Sorprende la plaza principal de Bariloche. Sus edificaciones construidas a base de piedra toba extraída de los cerros colindantes y madera de ciprés y alerce, con techado de pizarra a dos aguas, le dan una fisonomía muy especial. De hecho, es Monumento Nacional. La parte noble la ocupa el centro cívico, en el que funcionan los principales organismos oficiales, coronado en su torre con un reloj, que marca la hora con campanadas. Posee un sistema de imágenes históricas que resume la evolución del doblamiento y que aparecen diariamente a las 18.00 horas y a las 24.00 horas.

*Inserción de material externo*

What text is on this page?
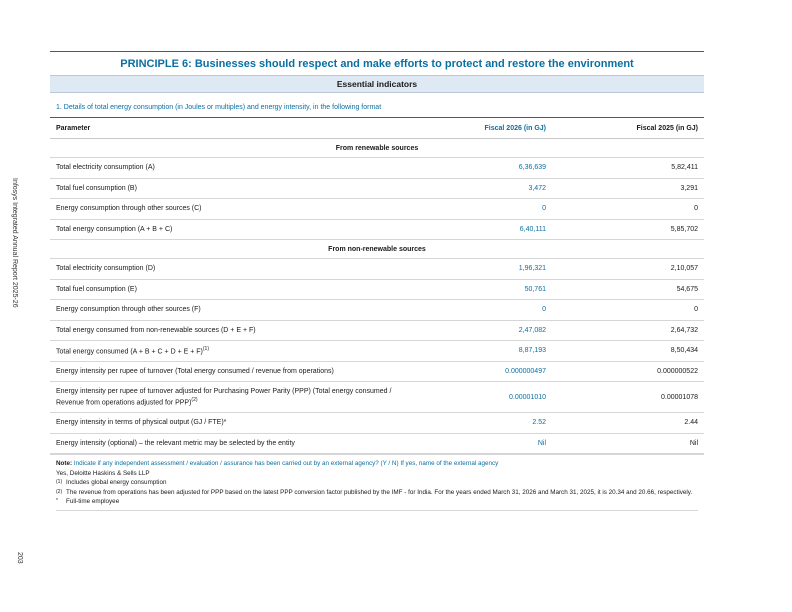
Infosys Integrated Annual Report 2025-26
203
PRINCIPLE 6: Businesses should respect and make efforts to protect and restore the environment
Essential indicators
1. Details of total energy consumption (in Joules or multiples) and energy intensity, in the following format
Parameter	Fiscal 2026 (in GJ)	Fiscal 2025 (in GJ)
From renewable sources		
Total electricity consumption (A)	6,36,639	5,82,411
Total fuel consumption (B)	3,472	3,291
Energy consumption through other sources (C)	0	0
Total energy consumption (A + B + C)	6,40,111	5,85,702
From non-renewable sources		
Total electricity consumption (D)	1,96,321	2,10,057
Total fuel consumption (E)	50,761	54,675
Energy consumption through other sources (F)	0	0
Total energy consumed from non-renewable sources (D + E + F)	2,47,082	2,64,732
Total energy consumed $(A + B + C + D + E + F)^{(1)}$	8,87,193	8,50,434
Energy intensity per rupee of turnover (Total energy consumed / revenue from operations)	0.000000497	0.000000522
Energy intensity per rupee of turnover adjusted for Purchasing Power Parity (PPP) (Total energy consumed / Revenue from operations adjusted for PPP)$^{(2)}$	0.00001010	0.00001078
Energy intensity in terms of physical output (GJ / FTE)*	2.52	2.44
Energy intensity (optional) – the relevant metric may be selected by the entity	Nil	Nil
Note: Indicate if any independent assessment / evaluation / assurance has been carried out by an external agency? (Y / N) If yes, name of the external agency
Yes, Deloitte Haskins & Sells LLP
(1) Includes global energy consumption
(2) The revenue from operations has been adjusted for PPP based on the latest PPP conversion factor published by the IMF - for India. For the years ended March 31, 2026 and March 31, 2025, it is 20.34 and 20.66, respectively.
*	Full-time employee
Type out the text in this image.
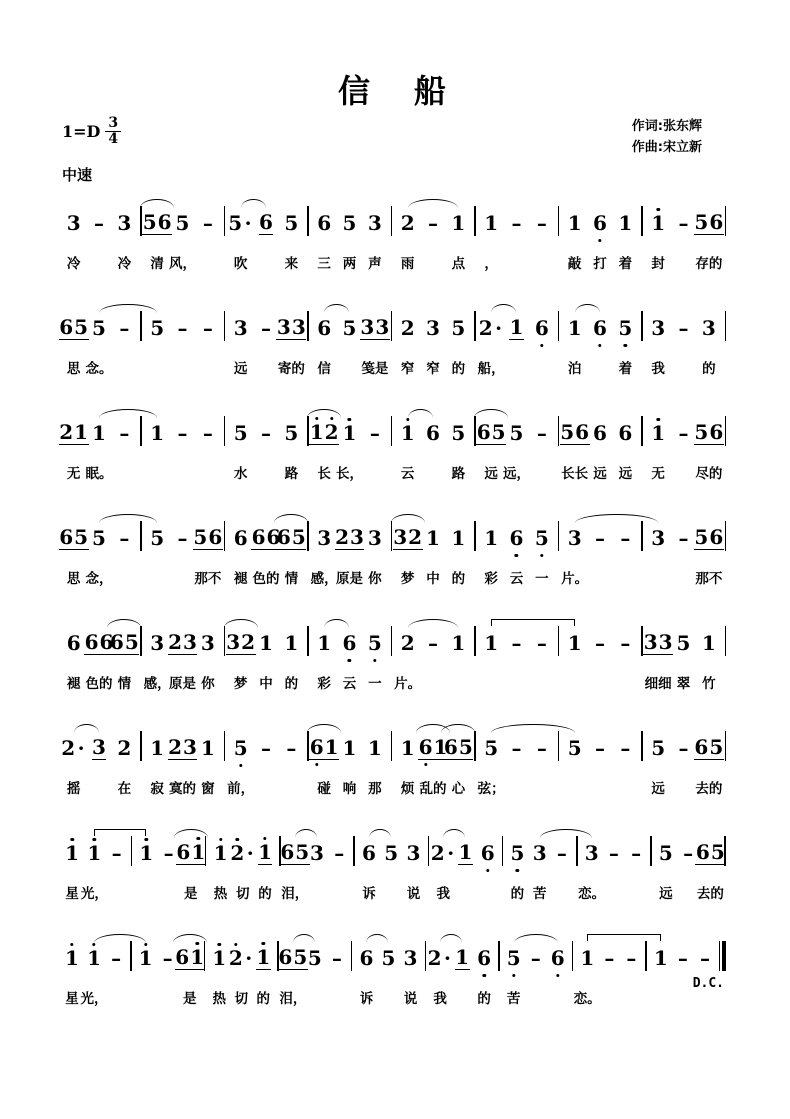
信　船
$1=D \frac{3}{4}$	作词:张东辉
作曲:宋立新
中速
3
冷
– 3
冷
5 6
清
5
风，
– 5 ·
吹
6 5
来
6
三
5
两
3
声
2
雨
– 1
点
1
，
– – 1
敲
6
打
1
着
1
封
– 5 6
存的
6 5
思
5
念。
– 5 – – 3
远
– 3 3
寄的
6
信
5 3 3
笺是
2
窄
3
窄
5
的
2 ·
船，
1 6 1
泊
6 5
着
3
我
– 3
的
2 1
无
1
眠。
– 1 – – 5
水
– 5
路
1 2
长
1
长，
– 1
云
6 5
路
6 5
远
5
远，
– 5 6
长长
6
远
6
远
1
无
– 5 6
尽的
6 5
思
5
念，
– 5 – 5 6
那不
6
褪
6 6
色的
6 5
情
3
感，
2 3
原是
3
你
3 2
梦
1
中
1
的
1
彩
6
云
5
一
3
片。
– – 3 – 5 6
那不
6
褪
6 6
色的
6 5
情
3
感，
2 3
原是
3
你
3 2
梦
1
中
1
的
1
彩
6
云
5
一
2
片。
– 1 1 – – 1 – – 3 3
细细
5
翠
1
竹
2 ·
摇
3 2
在
1
寂
2 3
寞的
1
窗
5
前，
– – 6 1
碰
1
响
1
那
1
烦
6 1
乱的
6 5
心
5
弦；
– – 5 – – 5
远
– 6 5
去的
1
星
1
光，
– 1 – 6 1
是
1
热
2 ·
切
1
的
6 5
泪，
3 – 6
诉
5 3
说
2 ·
我
1 6 5
的
3
苦
– 3
恋。
– – 5
远
– 6 5
去的
1
星
1
光，
– 1 – 6 1
是
1
热
2 ·
切
1
的
6 5
泪，
5 – 6
诉
5 3
说
2 ·
我
1 6
的
5
苦
– 6 1
恋。
– – 1 – –
D.C.
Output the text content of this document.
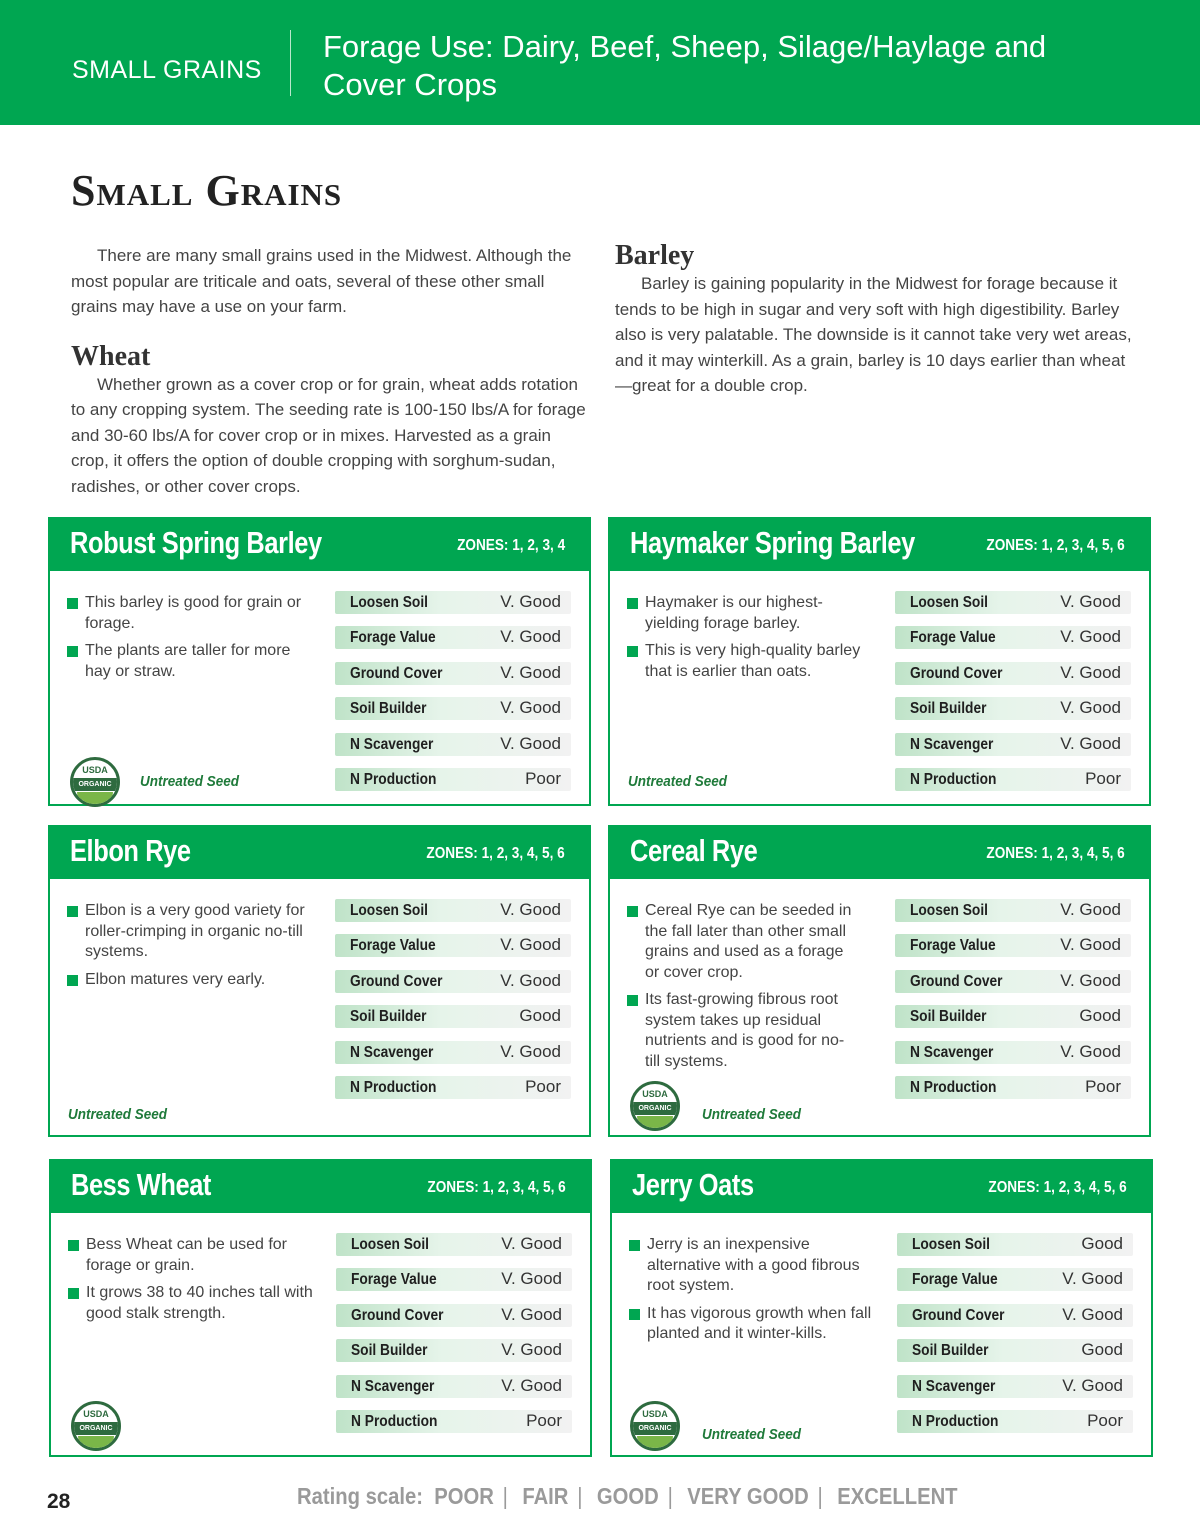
SMALL GRAINS
Forage Use: Dairy, Beef, Sheep, Silage/Haylage and Cover Crops
Small Grains

There are many small grains used in the Midwest. Although the most popular are triticale and oats, several of these other small grains may have a use on your farm.

Wheat

Whether grown as a cover crop or for grain, wheat adds rotation to any cropping system. The seeding rate is 100-150 lbs/A for forage and 30-60 lbs/A for cover crop or in mixes. Harvested as a grain crop, it offers the option of double cropping with sorghum-sudan, radishes, or other cover crops.

Barley

Barley is gaining popularity in the Midwest for forage because it tends to be high in sugar and very soft with high digestibility. Barley also is very palatable. The downside is it cannot take very wet areas, and it may winterkill. As a grain, barley is 10 days earlier than wheat—great for a double crop.

Robust Spring Barley	ZONES: 1, 2, 3, 4
This barley is good for grain or forage.
The plants are taller for more hay or straw.
Loosen Soil	V. Good
Forage Value	V. Good
Ground Cover	V. Good
Soil Builder	V. Good
N Scavenger	V. Good
N Production	Poor
USDA
ORGANIC	Untreated Seed
Haymaker Spring Barley	ZONES: 1, 2, 3, 4, 5, 6
Haymaker is our highest-yielding forage barley.
This is very high-quality barley that is earlier than oats.
Loosen Soil	V. Good
Forage Value	V. Good
Ground Cover	V. Good
Soil Builder	V. Good
N Scavenger	V. Good
N Production	Poor
Untreated Seed
Elbon Rye	ZONES: 1, 2, 3, 4, 5, 6
Elbon is a very good variety for roller-crimping in organic no-till systems.
Elbon matures very early.
Loosen Soil	V. Good
Forage Value	V. Good
Ground Cover	V. Good
Soil Builder	Good
N Scavenger	V. Good
N Production	Poor
Untreated Seed
Cereal Rye	ZONES: 1, 2, 3, 4, 5, 6
Cereal Rye can be seeded in the fall later than other small grains and used as a forage or cover crop.
Its fast-growing fibrous root system takes up residual nutrients and is good for no-till systems.
Loosen Soil	V. Good
Forage Value	V. Good
Ground Cover	V. Good
Soil Builder	Good
N Scavenger	V. Good
N Production	Poor
USDA
ORGANIC	Untreated Seed
Bess Wheat	ZONES: 1, 2, 3, 4, 5, 6
Bess Wheat can be used for forage or grain.
It grows 38 to 40 inches tall with good stalk strength.
Loosen Soil	V. Good
Forage Value	V. Good
Ground Cover	V. Good
Soil Builder	V. Good
N Scavenger	V. Good
N Production	Poor
USDA
ORGANIC
Jerry Oats	ZONES: 1, 2, 3, 4, 5, 6
Jerry is an inexpensive alternative with a good fibrous root system.
It has vigorous growth when fall planted and it winter-kills.
Loosen Soil	Good
Forage Value	V. Good
Ground Cover	V. Good
Soil Builder	Good
N Scavenger	V. Good
N Production	Poor
USDA
ORGANIC	Untreated Seed
28	Rating scale: POOR | FAIR | GOOD | VERY GOOD | EXCELLENT
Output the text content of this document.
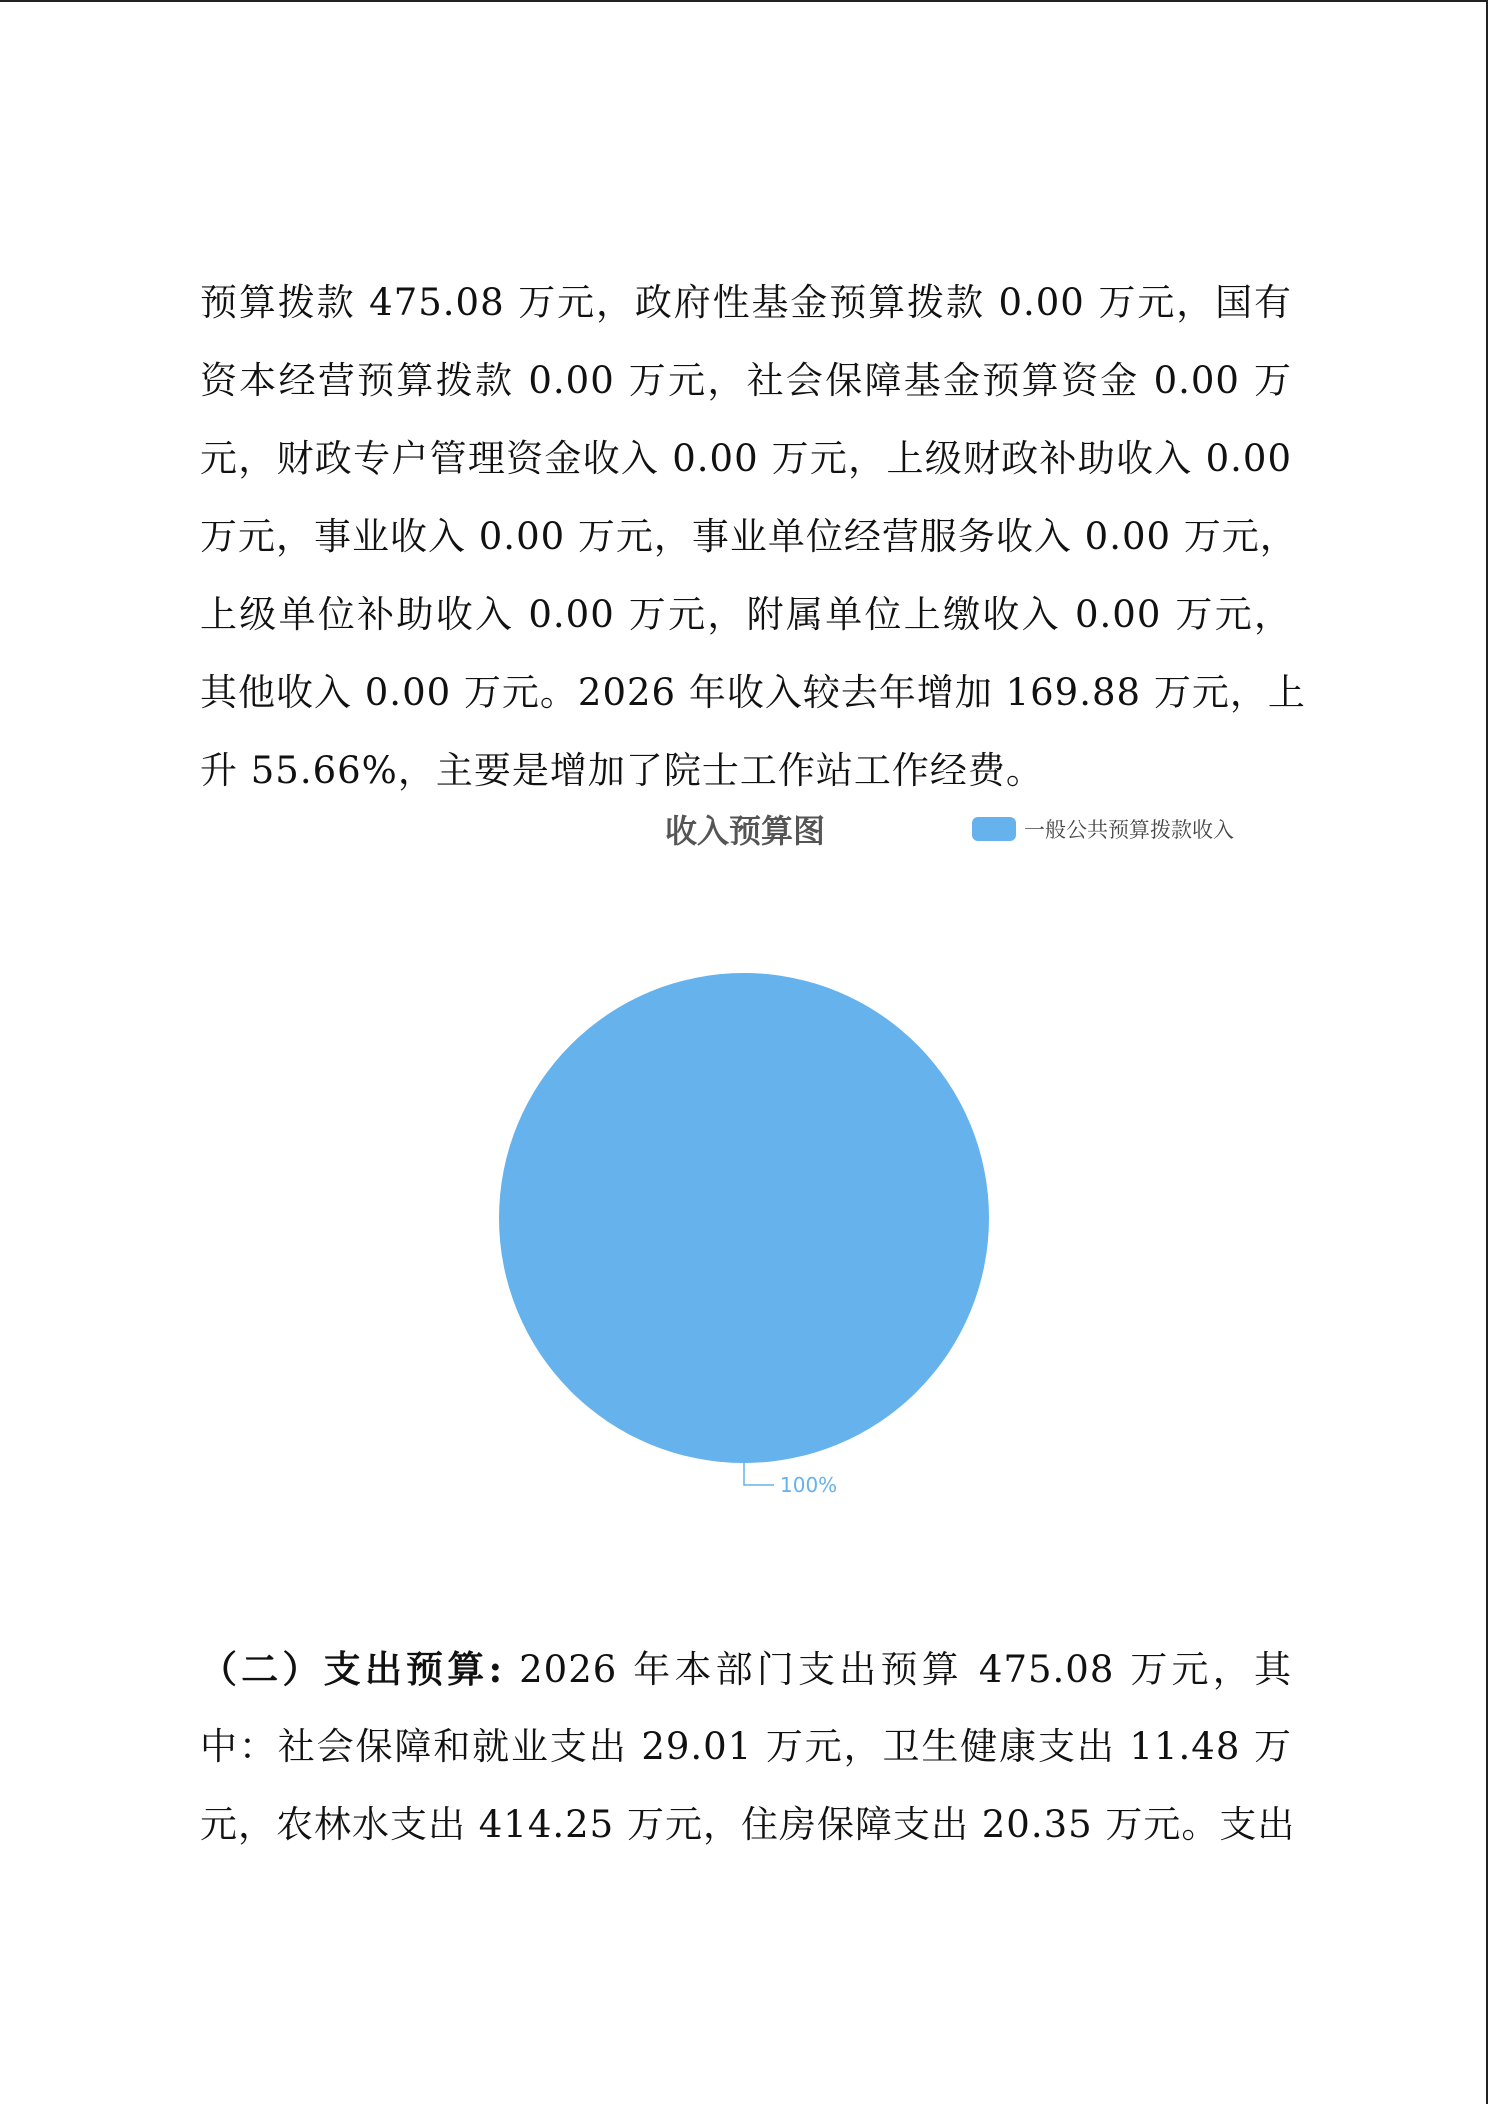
预算拨款 475.08 万元，政府性基金预算拨款 0.00 万元，国有
资本经营预算拨款 0.00 万元，社会保障基金预算资金 0.00 万
元，财政专户管理资金收入 0.00 万元，上级财政补助收入 0.00
万元，事业收入 0.00 万元，事业单位经营服务收入 0.00 万元，
上级单位补助收入 0.00 万元，附属单位上缴收入 0.00 万元，
其他收入 0.00 万元。2026 年收入较去年增加 169.88 万元，上
升 55.66%，主要是增加了院士工作站工作经费。
收入预算图	一般公共预算拨款收入
100%
（二）支出预算: 2026 年本部门支出预算 475.08 万元，其
中：社会保障和就业支出 29.01 万元，卫生健康支出 11.48 万
元，农林水支出 414.25 万元，住房保障支出 20.35 万元。支出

En el centro de la plaza se encuentra el monumento a Julio A. Roca, con pintadas que denotan el poco agrado que a sus convecinos le evoca este político y militar argentino, presidente de Argentina en dos oportunidades, al que se acusa de la muerte de miles de mapuches, de familias despedazadas, de venganzas y represalias, de haciendas desperdigadas, de vejaciones a tribus amigas. En fin, todo un personaje. Alrededor se ubican edificios, perfectamente conservados, que albergan a la Policía, ex Correo un museo, una biblioteca. Es el lugar de reunión de pobladores y de turistas, pero también de dueños de san bernardos, deseosos de que cualquiera, por unas monedas, acepte fotografiarse con ese perro de rescate tan bonachón como imponente.

En la arteria principal, la calle Mitre, la más pintoresca, todo son locales, galerías comerciales, confiterías, restaurantes, agencias de viajes o de alquileres de coches…, cibers, quioscos… Un deleite para los turistas con afanes consumistas. Es en definitiva un buen lugar donde se cita el turismo nacional y el internacional, Los chocolates regionales son el souvenir más preciado para todos los turistas, existen innumerables variedades y en algunos comercios la fabricación es a la vista. Pero no había que dejarse sucumbir por ese olor a chocolate que envolvía la atmósfera; mejor dedicarse a curiosear.